La visita di Rohani a Roma ha suscitato polemiche fin
dall'inizio; ossia fin da quando era stato annunciato il viaggio del presidente
iraniano nella nostra Capitale. Rohani è stato etichettato quasi come un
tiranno, come il capo di uno Stato che perseguita gli omosessuali ed esegue,
nel solo 2015, circa 900 condanne a morte. Eppure non è il peggio che si possa
avere. La politica di Rohani si dimostra lontana dagli eccessi di Khomeini e di
Ahmadinejad. Certo, i dissapori con Israele esistono ancora, ma non si parla
più di "cancellare Israele dalle carte geografiche"; l'accordo sul
nucleare si è finalmente trovato e l'Iran non appoggia i fondamentalisti islamici
dell'Isis. A distanza di decenni, finalmente, è possibile instaurare delle
relazioni internazionali più serene con uno Stato chiave negli equilibri medio
orientali.
L'Italia, inoltre, sta per concludere con Teheran accordi
economici per la bellezza di diciassette miliardi di dollari. Una cifra mica
male. Un ospite come Rohani, quindi, va sicuramente trattato con il dovuto
rispetto.
Il rispetto per un ospite, tuttavia, non implica la rinuncia
al rispetto per sé stessi. Se sulla richiesta della delegazione iraniana di non
servire il vino a tavola si può chiudere un occhio (anche se la Francia ha già
dichiarato che non farà lo stesso), sulla censura delle nostre opere d'arte nei
Musei Capitolini passare oltre è difficile.
Che cos'è la politica?

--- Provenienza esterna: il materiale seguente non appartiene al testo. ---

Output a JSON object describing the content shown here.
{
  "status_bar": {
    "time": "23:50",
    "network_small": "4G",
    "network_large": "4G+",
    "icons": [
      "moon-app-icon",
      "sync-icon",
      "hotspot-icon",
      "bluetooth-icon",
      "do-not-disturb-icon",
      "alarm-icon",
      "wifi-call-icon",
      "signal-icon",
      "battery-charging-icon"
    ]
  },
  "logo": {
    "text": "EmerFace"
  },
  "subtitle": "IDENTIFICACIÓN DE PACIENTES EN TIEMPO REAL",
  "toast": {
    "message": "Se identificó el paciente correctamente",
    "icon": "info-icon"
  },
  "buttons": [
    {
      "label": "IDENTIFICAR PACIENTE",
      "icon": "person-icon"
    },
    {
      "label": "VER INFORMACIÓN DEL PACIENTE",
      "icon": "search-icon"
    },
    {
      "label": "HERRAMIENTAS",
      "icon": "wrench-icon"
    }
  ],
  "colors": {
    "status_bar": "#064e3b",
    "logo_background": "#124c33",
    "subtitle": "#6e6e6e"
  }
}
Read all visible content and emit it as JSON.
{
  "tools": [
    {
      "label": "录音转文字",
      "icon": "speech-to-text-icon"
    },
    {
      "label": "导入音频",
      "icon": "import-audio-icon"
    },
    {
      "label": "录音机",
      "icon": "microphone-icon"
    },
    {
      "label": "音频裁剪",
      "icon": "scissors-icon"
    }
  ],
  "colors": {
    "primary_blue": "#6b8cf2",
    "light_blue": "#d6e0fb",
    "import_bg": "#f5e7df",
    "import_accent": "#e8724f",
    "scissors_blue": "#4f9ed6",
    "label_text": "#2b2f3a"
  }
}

È compromesso, avrebbe risposto Mill;
nessuno è depositario di verità universali, per cui il giusto emerge dal
confronto-scontro fra portatori di verità particolari. Le statue dei Musei
Capitolini per noi sono arte, per gli iraniani sono imbarazzanti. Chi ha
ragione? Se partiamo dalla prospettiva di Mill, nessuno dei due. Ed è proprio
per questo motivo che si sarebbe potuto, e dovuto, trovare un equo compromesso
fra le parti in causa. Un esempio? Spostare l'incontro in un altra sala, o
direttamente in un altro palazzo. A Rohani non piacciono i nudi di cavalli e di
donne? Benissimo, che lo si faccia parlare da qualche altre parte, così sono
tutti contenti. Roma, del resto, è piena di palazzi, istituzionali e non, degni
di accogliere con maestosità qualsiasi delegazione straniera.
Da dove deriva, quindi,
la scelta di autocensurarci? Ah, bella domanda: probabilmente la verità non si
saprà mai. Come nel caso dei misteriosi funerali a Casamonica, è già iniziato
lo scaricabarile istituzionale. Franceschini sostiene che lui e Renzi fossero
all'oscuro di tutto. La sovraintendenza capitolina ai beni culturali nega un
proprio coinvolgimento nella vicenda, e dice di rivolgersi a Palazzo Chigi;
quest'ultimo avvia un'indagine al proprio interno per scovare l'inghippo.
La polemica sul
trattamento riservato alle nostre statue non è però fine a sé stessa. Essa
arriva, infatti, in un contesto politico molto delicato. Schengen è sull'orlo
del baratro, i flussi migratori dalla Siria e dalla Libia verso l'Europa sono
in aumento, e i problemi di integrazione fra le comunità europee e quelle
musulmane rischiano di esplodere: Colonia docet. L'integrazione e la reciproca
accettazione fra due culture diverse non dovrebbe comportare la disintegrazione
di nessuna delle due. Autoannullarsi non significa accettare il
"diverso", significa sottomettersi. Se l'Occidente fa del rispetto di
tutte le culture il proprio cavallo di battaglia, dovrebbe iniziare a
rispettare anche quella che conosce meglio: la propria.